28 Şubat ürünü DTP’nin desteğiyle, Anasol gükümeti kuruldu. 1 yıl süren provakasyon sonuç verdi Refah Partisi hükümetten uzaklaştırıldı.
8 yıllık eğitim ve katsayı uygulamasıyla milyonlarca öğrenci mağdur edildi, yüzlerce subay irtica gerekçesiyle ordudan atıldı, binlerce kişi tutuklandı.
Türkiye tarihinin en büyük soygun operasyonu başladı. 28 Şubat’ın baş aktörlerinin göz yummasıyla bankaların bir bir içi boşaltıldı. 3,5 yıl sonra Türkiye tarihin en büyük ekonomik krizi ile yüz yüze geldi.

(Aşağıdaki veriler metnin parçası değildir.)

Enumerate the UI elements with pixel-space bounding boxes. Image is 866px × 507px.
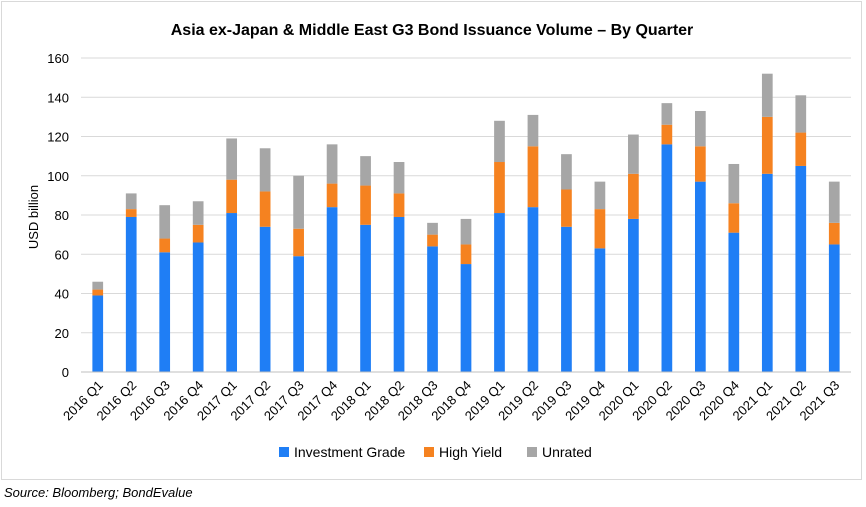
bar-segment-high-yield xyxy=(393,193,405,217)
bar-segment-high-yield xyxy=(360,185,371,225)
bar-segment-investment-grade xyxy=(192,242,204,372)
y-tick-label: 140 xyxy=(47,90,69,105)
bar-segment-investment-grade xyxy=(561,226,572,372)
stacked-bar-chart: Asia ex-Japan & Middle East G3 Bond Issu… xyxy=(26,22,851,460)
bar-segment-unrated xyxy=(694,110,706,147)
bar-segment-high-yield xyxy=(125,209,137,217)
bar-segment-high-yield xyxy=(594,209,606,249)
source-note: Source: Bloomberg; BondEvalue xyxy=(4,485,193,500)
bar-segment-high-yield xyxy=(661,124,673,145)
bar-segment-investment-grade xyxy=(494,213,505,372)
bar-segment-investment-grade xyxy=(728,232,740,372)
bar-segment-unrated xyxy=(159,205,171,239)
bar-segment-investment-grade xyxy=(427,246,438,372)
bar-segment-unrated xyxy=(393,162,405,194)
bar-segment-unrated xyxy=(360,156,371,186)
bar-segment-investment-grade xyxy=(125,216,137,372)
bar-segment-unrated xyxy=(92,281,104,290)
chart-frame: Asia ex-Japan & Middle East G3 Bond Issu… xyxy=(1,1,862,480)
legend-swatch xyxy=(424,447,434,457)
bar-segment-investment-grade xyxy=(360,224,371,372)
bar-segment-high-yield xyxy=(628,173,639,219)
bar-segment-investment-grade xyxy=(259,226,271,372)
bar-segment-high-yield xyxy=(92,289,104,296)
bars xyxy=(92,73,840,372)
y-axis-ticks: 0 20 40 60 80 100 120 140 160 xyxy=(47,51,69,380)
bar-segment-high-yield xyxy=(561,189,572,227)
bar-segment-unrated xyxy=(628,134,639,174)
bar-segment-investment-grade xyxy=(159,252,171,372)
bar-segment-investment-grade xyxy=(226,213,238,372)
bar-segment-investment-grade xyxy=(527,207,539,372)
bar-segment-investment-grade xyxy=(694,181,706,372)
bar-segment-investment-grade xyxy=(761,173,773,372)
bar-segment-unrated xyxy=(326,144,338,184)
bar-segment-investment-grade xyxy=(92,295,104,372)
bar-segment-high-yield xyxy=(326,183,338,208)
bar-segment-high-yield xyxy=(527,146,539,208)
bar-segment-high-yield xyxy=(728,203,740,233)
bar-segment-investment-grade xyxy=(828,244,840,372)
bar-segment-investment-grade xyxy=(326,207,338,372)
bar-segment-high-yield xyxy=(828,222,840,245)
y-axis-label: USD billion xyxy=(26,185,41,249)
bar-segment-investment-grade xyxy=(293,256,304,372)
bar-segment-high-yield xyxy=(159,238,171,253)
bar-segment-high-yield xyxy=(494,162,505,214)
bar-segment-unrated xyxy=(226,138,238,180)
bar-segment-unrated xyxy=(125,193,137,210)
bar-segment-unrated xyxy=(594,181,606,210)
y-tick-label: 0 xyxy=(62,365,69,380)
bar-segment-investment-grade xyxy=(628,218,639,372)
chart-title: Asia ex-Japan & Middle East G3 Bond Issu… xyxy=(171,22,694,39)
bar-segment-high-yield xyxy=(761,116,773,174)
y-tick-label: 160 xyxy=(47,51,69,66)
bar-segment-investment-grade xyxy=(594,248,606,372)
bar-segment-high-yield xyxy=(795,132,807,166)
bar-segment-unrated xyxy=(661,103,673,125)
bar-segment-investment-grade xyxy=(460,264,472,372)
bar-segment-high-yield xyxy=(192,224,204,243)
bar-segment-high-yield xyxy=(259,191,271,227)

28 Şubat devlet senaryosunda rol alan siyasilerin bugün millet siyaset sahnesinden sildi, manşetleri atan komutanlar da artık yok.
Türkiye 15 yıl sonra darbelerle hesaplaşmaya başladı, 28 şubat postmodern darbesinin mimarları yargı önüne çıkarıldı, 2012 Nisan ayında ilk gözaltılarla başlayan 28 şubat soruşturmasında dönemin Genelkurmay 2. Başkanı Emekli orgeneral Çevik Bir, Eski YÖK başkanı Kemal Dürüst , Emekli orgeneral Teoman Koman’ın da aralarında bulunduğu pek çok isim tutuklandı.
Sivil irade bugün darbeleri araştırmaktadır, TBMM’de kurulan komisyon başta 28 şubat olmak üzere Askeri Darbelere mercek tutuyor. Başta Süleyman Demirel ve Tansu Çiller olmak üzere çok sayıda siyasetçi, gazeteci iş adamı darbeleri araştırma komisyonu tarafından mimlendi, tam 155 kişinin verdiği bilgilerle 1400 sayfalık rapor oluşturuldu o rapor şimdi TBMM’de gelecek nesiller için bir ibret vesikası olarak tarihe ışık tutmayı bekliyor.